Le 20 avril 2026, un simple appel téléphonique a ébranlé les fondements de la coopération transatlantique en matière de défense. Le secrétaire américain à la Défense, Pete Hegseth, a informé son homologue estonien, Hanno Pevkur, que les livraisons de munitions pour systèmes HIMARS et missiles antichars Javelin étaient suspendues « jusqu’à la fin du conflit en Iran ». L’usine de Lockheed Martin à Camden dans l’Arkansas, réservera toute sa production d’HIMARS pour les USA et Israël. De même, l’usine du même groupe, située à Orlando, Floride, produisant les Javelin, réservera toute sa production pour l’US Army.
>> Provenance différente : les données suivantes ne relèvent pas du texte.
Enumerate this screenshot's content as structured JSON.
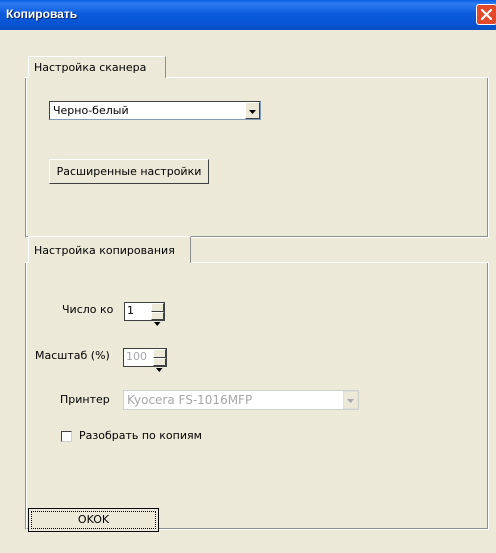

Aucun calendrier précis de reprise des livraisons n’a été donné aux Estoniens. La rupture de stock peut durer des mois, voire plus. Cette décision, confirmée par le ministère estonien de la Défense, n’a rien d’anecdotique. Elle pénalise un allié de première ligne de l’OTAN, frontalier de la Russie, qui avait investi massivement dans du matériel américain depuis 2022.
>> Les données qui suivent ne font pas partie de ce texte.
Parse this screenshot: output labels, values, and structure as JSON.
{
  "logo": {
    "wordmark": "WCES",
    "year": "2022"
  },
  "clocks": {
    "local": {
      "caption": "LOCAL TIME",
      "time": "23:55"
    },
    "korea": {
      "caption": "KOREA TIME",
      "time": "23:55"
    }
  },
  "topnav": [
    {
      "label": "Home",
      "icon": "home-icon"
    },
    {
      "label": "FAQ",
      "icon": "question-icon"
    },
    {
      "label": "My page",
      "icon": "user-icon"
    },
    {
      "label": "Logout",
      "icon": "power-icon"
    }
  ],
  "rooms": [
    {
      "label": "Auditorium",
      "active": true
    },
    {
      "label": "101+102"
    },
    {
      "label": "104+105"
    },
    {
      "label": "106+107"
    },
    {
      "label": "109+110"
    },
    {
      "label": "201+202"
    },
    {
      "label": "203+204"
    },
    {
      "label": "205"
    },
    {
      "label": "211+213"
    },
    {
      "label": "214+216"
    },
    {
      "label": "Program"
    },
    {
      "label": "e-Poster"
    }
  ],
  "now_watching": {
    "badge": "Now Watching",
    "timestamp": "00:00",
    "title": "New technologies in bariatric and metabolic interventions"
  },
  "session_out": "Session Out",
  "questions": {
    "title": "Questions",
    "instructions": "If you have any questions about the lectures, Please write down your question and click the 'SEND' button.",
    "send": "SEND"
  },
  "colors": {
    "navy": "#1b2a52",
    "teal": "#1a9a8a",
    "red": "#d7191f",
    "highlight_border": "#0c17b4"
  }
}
L’Estonie, qui dépense plus de 5 % de son PIB pour sa défense, avait commandé six lance-roquettes HIMARS et des Javelin pour renforcer sa posture dissuasive face à Moscou. Les premiers lanceurs sont arrivés, mais les munitions pour ces mêmes lanceurs ne peuvent être livrées.
Le ministre de la Défense estonien Pevkur l’a reconnu publiquement : la nouvelle situation obligera Tallinn à interroger d’autres fournisseurs. La Corée du Sud, déjà courtisée par la Pologne et l’Australie, figure en bonne place. D’autres pays européens suivent le même raisonnement.
Cette annonce n’est pas isolée. Elle s’inscrit dans la logique de la guerre en Iran, qui a épuisé les stocks américains de munitions de précision. Washington priorise ses besoins opérationnels, comme elle en a le droit contractuel car il est stipulé dans les dispositions des contrats avec le complexe militaro-industriel US que la force majeure intervient si le Pentagone décide d’attribuer la production à la propre défense des USA.
Le message envoyé aux alliés de l’OTAN est clair : les armes américaines portent un astérisque invisible – « sous réserve d’annulation lorsque Washington décide que ses propres intérêts priment». Plus de vingt ans de construction patiente d’interopérabilité sont fragilisés en une seule conversation.
Pour l’industrie d’armement américaine, c’est un risque majeur. Les contrats d’exportation reposent sur la confiance. Or, les Européens, dont l’économie est impactée par la guerre en Ukraine, découvrent brutalement la vulnérabilité de leur dépendance. Comme l’Estonie, allié on ne peut plus fidèle des USA, ne cache plus son intention de diversifier ses fournisseurs, d’autres pays suivront immanquablement le mouvement
La Commission européenne et plusieurs capitales du Vieux continent accélèrent les projets d’autonomie stratégique comme la production conjointe de munitions et promeuvent désormais le renforcement de l’industrie de défense européenne (KNDS, Rheinmetall, Saab). Des appels à « acheter européen » se multiplient dans les chancelleries.
Ce n’est pas une rupture brutale avec les États-Unis, mais un divorce progressif et pragmatique. L’OTAN reste encore l’alliance de référence, mais les Européens comprennent, mais un peu tard, qu’ils ne peuvent plus confier l’essentiel de leur sécurité à un partenaire dont les priorités fluctuent au gré de ses engagements extérieurs.
L’appel de Pete Hegseth à Hanno Pevkur restera sans doute comme le symbole d’un tournant. Celui où les clients du complexe militaro-industriel US ont compris que le valet ne s’assoit pas à la table du maître.